Parrocchia della Trasfigurazione di Nostro Signore

Piazza Giovanni Paolo II, 2 – 25024 – Castelletto di Leno – Brescia

Codice Fiscale 97004190175 – Partita IVA 03385840982

Il Parroco: Don Gianluca Loda – Telefono: 030-907915

Cellulare: 333-2332854

Sito Internet: www.parrocchiacastelletto.it

– e-mail: don.gianluca.loda@virgilio.it

 

Supplemento Straordinario al

BOLLETTINO PARROCCHIALE n° 227– 3 SETTEMBRE 2017

RIPRESA delle ATTIVITÀ

 

Carissimi parrocchiani, è iniziato settembre. Molti sono tornati dalle ferie. Si riapre l’Oratorio feriale con la settimana del MINI-GREST, martedì la gita a cui possono partecipare anche altri. Di contro, col 31 agosto ha chiuso definitivamente il BAR dell’Oratorio, a motivo dell’impossibilità del gruppo volontari rimasti di poter continuare il servizio. Lunedì 28 agosto scorso ho presieduto un incontro con i baristi, ma non è emerso niente di significativo. Cosa succederà adesso? Dipende da voi; dipende dalla comunità. Se le interessa il bar dell’Oratorio aperto la comunità si darà da fare in questa direzione; altrimenti resterà chiuso. L’esperienza del volontariato è stata positiva e, a mio parere, è da preferirsi: coinvolge più persone che s’impegnano in prima persona, donando ore, fatica, corresponsabilità nell’opera educativa dei più giovani e si mettono in gioco per valori che ritengono importanti, nei quali credono. Si può anche optare per dare in gestione il bar a privati, ma è l’istituto della “delega”; dovranno essere persone che godono di buona fama in paese, ma che non s’illudano di venire a trovare una miniera d’oro finora nascosta! Sapeste quante sono le spese di gestione: ordinarie, straordinarie, di tasse, burocrazie ed imbrogli vari (ogni giorno ce n’è una!!!). Si deve fare tanti caffè e vendere molte caramelle anche solo per “stare a galla”; figuriamoci per guadagnarci qualcosa o addirittura per viverci!

Tutte le opzioni sono possibili e aperte. Prima di ogni decisione sarà mia cura sentire i pareri del CPP e del CONSIGLIO DELL’ORATORIO.

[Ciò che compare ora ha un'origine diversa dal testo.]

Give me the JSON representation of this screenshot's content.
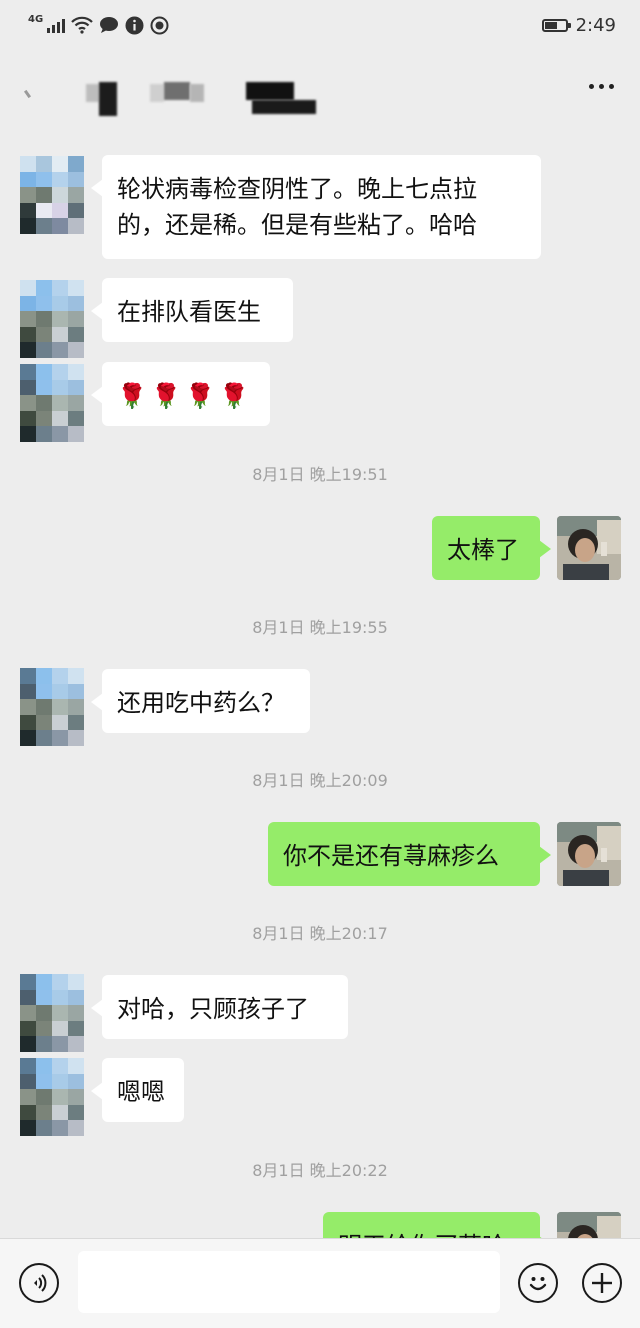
{
  "status_bar": {
    "network_label": "4G",
    "time": "2:49",
    "battery_level": 0.65,
    "icons": [
      "signal-icon",
      "wifi-icon",
      "chat-notification-icon",
      "info-notification-icon",
      "app-notification-icon",
      "battery-icon"
    ]
  },
  "header": {
    "more_icon": "more-dots-icon"
  },
  "messages": [
    {
      "type": "incoming",
      "lines": [
        "轮状病毒检查阴性了。晚上七点拉",
        "的，还是稀。但是有些粘了。哈哈"
      ]
    },
    {
      "type": "incoming",
      "text": "在排队看医生"
    },
    {
      "type": "incoming",
      "content": "roses",
      "roses": [
        "🌹",
        "🌹",
        "🌹",
        "🌹"
      ]
    },
    {
      "type": "timestamp",
      "text": "8月1日 晚上19:51"
    },
    {
      "type": "outgoing",
      "text": "太棒了"
    },
    {
      "type": "timestamp",
      "text": "8月1日 晚上19:55"
    },
    {
      "type": "incoming",
      "text": "还用吃中药么？"
    },
    {
      "type": "timestamp",
      "text": "8月1日 晚上20:09"
    },
    {
      "type": "outgoing",
      "text": "你不是还有荨麻疹么"
    },
    {
      "type": "timestamp",
      "text": "8月1日 晚上20:17"
    },
    {
      "type": "incoming",
      "text": "对哈，只顾孩子了"
    },
    {
      "type": "incoming",
      "text": "嗯嗯"
    },
    {
      "type": "timestamp",
      "text": "8月1日 晚上20:22"
    },
    {
      "type": "outgoing",
      "text": "明天给你买药哈"
    }
  ],
  "input_bar": {
    "input_value": "",
    "icons": [
      "voice-icon",
      "emoji-icon",
      "plus-icon"
    ]
  },
  "colors": {
    "background": "#ededed",
    "incoming_bubble": "#ffffff",
    "outgoing_bubble": "#95ec69",
    "timestamp_text": "#a0a0a0"
  }
}
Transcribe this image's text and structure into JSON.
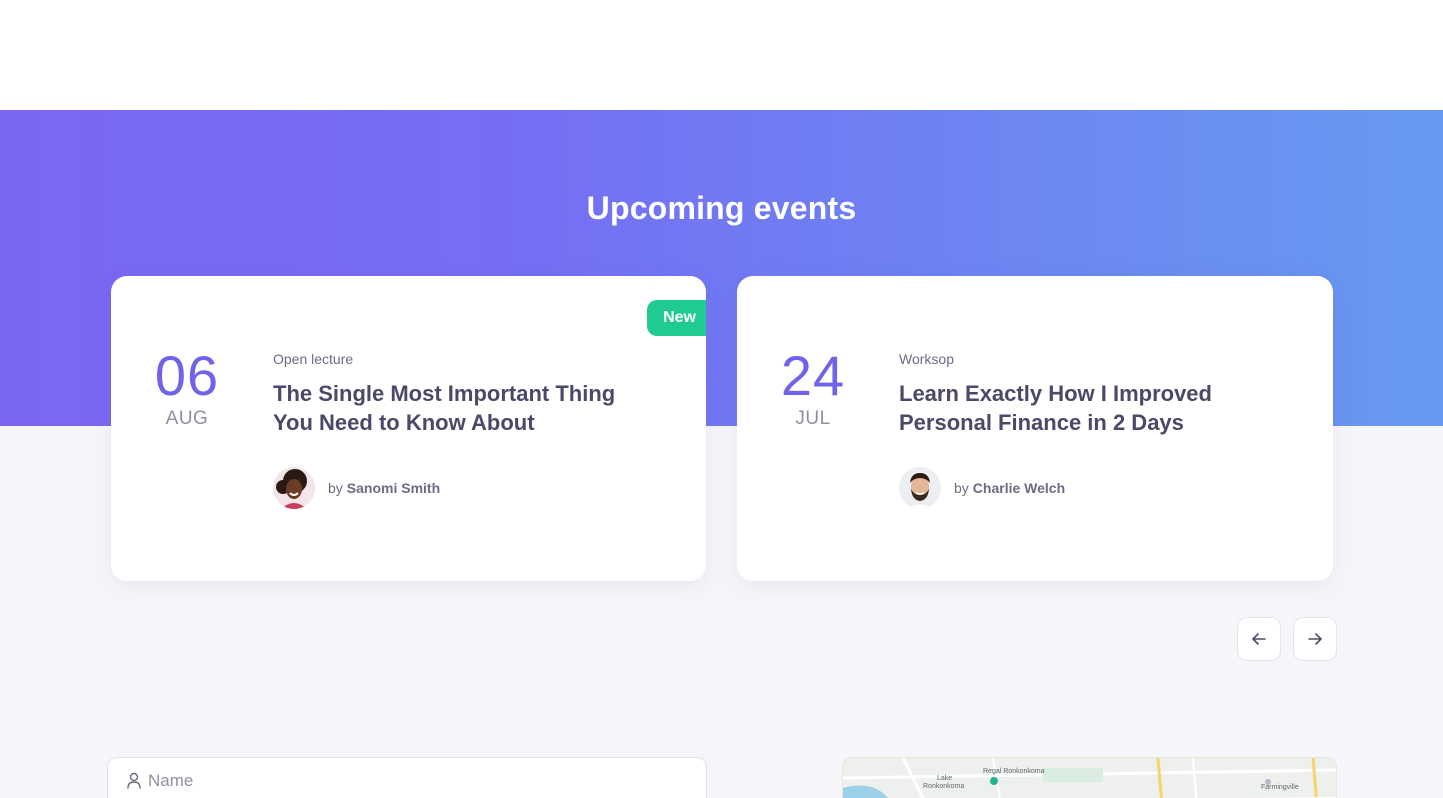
{
  "section": {
    "title": "Upcoming events"
  },
  "events": [
    {
      "day": "06",
      "month": "AUG",
      "category": "Open lecture",
      "title_line1": "The Single Most Important Thing",
      "title_line2": "You Need to Know About",
      "by": "by",
      "author": "Sanomi Smith",
      "badge": "New"
    },
    {
      "day": "24",
      "month": "JUL",
      "category": "Worksop",
      "title_line1": "Learn Exactly How I Improved",
      "title_line2": "Personal Finance in 2 Days",
      "by": "by",
      "author": "Charlie Welch"
    }
  ],
  "nav": {
    "prev_icon": "arrow-left-icon",
    "next_icon": "arrow-right-icon"
  },
  "form": {
    "name_placeholder": "Name",
    "name_icon": "user-icon"
  },
  "map": {
    "labels": [
      "Lake",
      "Ronkonkoma",
      "Regal Ronkonkoma",
      "Farmingville"
    ]
  },
  "colors": {
    "accent": "#7062ea",
    "badge": "#1fcb92",
    "gradient_start": "#7a68f2",
    "gradient_end": "#6899f2"
  }
}
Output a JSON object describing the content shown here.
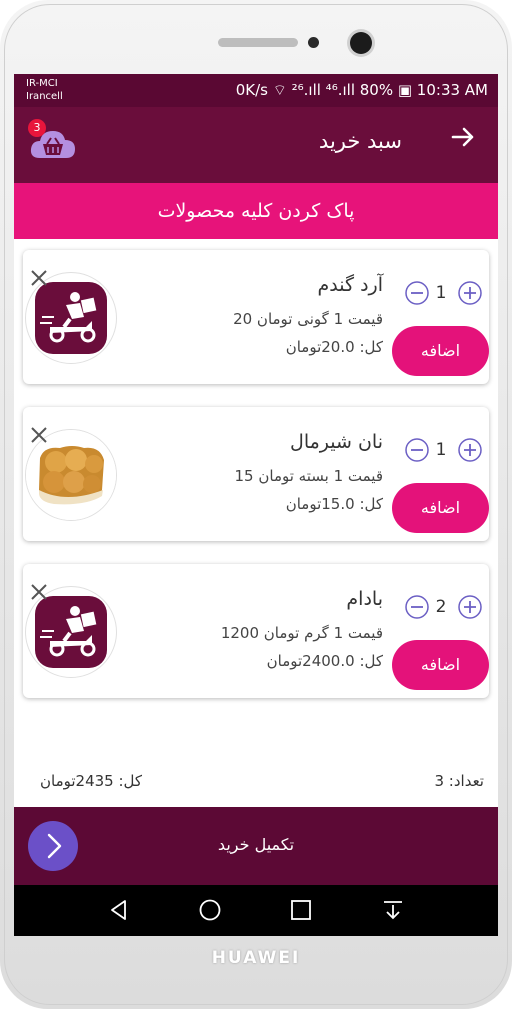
{
  "status": {
    "carrier_line1": "IR-MCI",
    "carrier_line2": "Irancell",
    "right": "0K/s ⌔ ²⁶.ıll ⁴⁶.ıll 80% ▣ 10:33 AM"
  },
  "header": {
    "title": "سبد خرید",
    "cart_badge": "3"
  },
  "clear_all_label": "پاک کردن کلیه محصولات",
  "items": [
    {
      "name": "آرد گندم",
      "price_text": "قیمت 1 گونی تومان   20",
      "total_text": "کل: 20.0تومان",
      "quantity": "1",
      "add_label": "اضافه",
      "image": "delivery-logo"
    },
    {
      "name": "نان شیرمال",
      "price_text": "قیمت 1 بسته تومان   15",
      "total_text": "کل: 15.0تومان",
      "quantity": "1",
      "add_label": "اضافه",
      "image": "bread-photo"
    },
    {
      "name": "بادام",
      "price_text": "قیمت 1 گرم تومان   1200",
      "total_text": "کل: 2400.0تومان",
      "quantity": "2",
      "add_label": "اضافه",
      "image": "delivery-logo"
    }
  ],
  "summary": {
    "total": "کل: 2435تومان",
    "count": "تعداد: 3"
  },
  "checkout_label": "تکمیل خرید",
  "device_brand": "HUAWEI",
  "colors": {
    "status_bar": "#5a0833",
    "app_bar": "#6a0d3b",
    "accent_pink": "#e7137a",
    "checkout_bar": "#5c0935",
    "checkout_button": "#6b50c8",
    "qty_icon": "#6b5fc4"
  }
}
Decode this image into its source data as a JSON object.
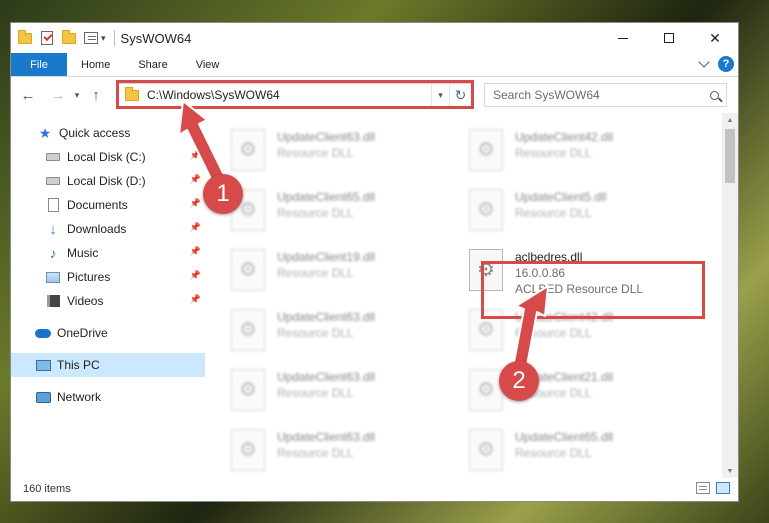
{
  "window": {
    "title": "SysWOW64",
    "controls": {
      "minimize": "minimize",
      "maximize": "maximize",
      "close": "✕"
    }
  },
  "ribbon": {
    "tabs": [
      {
        "label": "File"
      },
      {
        "label": "Home"
      },
      {
        "label": "Share"
      },
      {
        "label": "View"
      }
    ],
    "help": "?"
  },
  "nav": {
    "address": "C:\\Windows\\SysWOW64",
    "search_placeholder": "Search SysWOW64"
  },
  "sidebar": {
    "quick_access": "Quick access",
    "items": [
      {
        "label": "Local Disk (C:)",
        "icon": "drive-icon"
      },
      {
        "label": "Local Disk (D:)",
        "icon": "drive-icon"
      },
      {
        "label": "Documents",
        "icon": "documents-icon"
      },
      {
        "label": "Downloads",
        "icon": "downloads-icon"
      },
      {
        "label": "Music",
        "icon": "music-icon"
      },
      {
        "label": "Pictures",
        "icon": "pictures-icon"
      },
      {
        "label": "Videos",
        "icon": "videos-icon"
      }
    ],
    "onedrive": "OneDrive",
    "this_pc": "This PC",
    "network": "Network"
  },
  "files": [
    {
      "name": "UpdateClient63.dll",
      "type": "Resource DLL"
    },
    {
      "name": "UpdateClient42.dll",
      "type": "Resource DLL"
    },
    {
      "name": "UpdateClient65.dll",
      "type": "Resource DLL"
    },
    {
      "name": "UpdateClient5.dll",
      "type": "Resource DLL"
    },
    {
      "name": "UpdateClient19.dll",
      "type": "Resource DLL"
    },
    {
      "name": "aclbedres.dll",
      "version": "16.0.0.86",
      "type": "ACLBED Resource DLL"
    },
    {
      "name": "UpdateClient63.dll",
      "type": "Resource DLL"
    },
    {
      "name": "UpdateClient42.dll",
      "type": "Resource DLL"
    },
    {
      "name": "UpdateClient63.dll",
      "type": "Resource DLL"
    },
    {
      "name": "UpdateClient21.dll",
      "type": "Resource DLL"
    },
    {
      "name": "UpdateClient63.dll",
      "type": "Resource DLL"
    },
    {
      "name": "UpdateClient65.dll",
      "type": "Resource DLL"
    }
  ],
  "status": {
    "count": "160 items"
  },
  "annotations": {
    "step1": "1",
    "step2": "2",
    "color": "#d64a4a"
  }
}
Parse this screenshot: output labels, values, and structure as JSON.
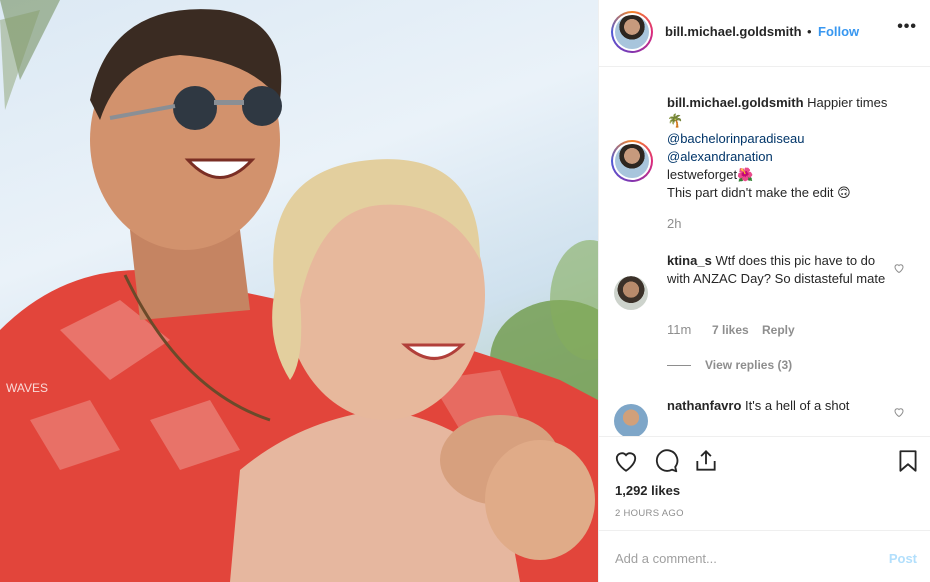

Entrambi questi Consigli, tra l’altro, hanno bisogno di una nuova boccata d’ossigeno, nel senso che negli ultimi mesi si era un po’ decaduti al ribasso e s’è battuta la fiacca.

Sul prossimo BOLLETTINO PARROCCHIALE, che uscirà giovedì 14 settembre, leggerete alcune indicazioni concrete perché la comunità possa risvegliarsi.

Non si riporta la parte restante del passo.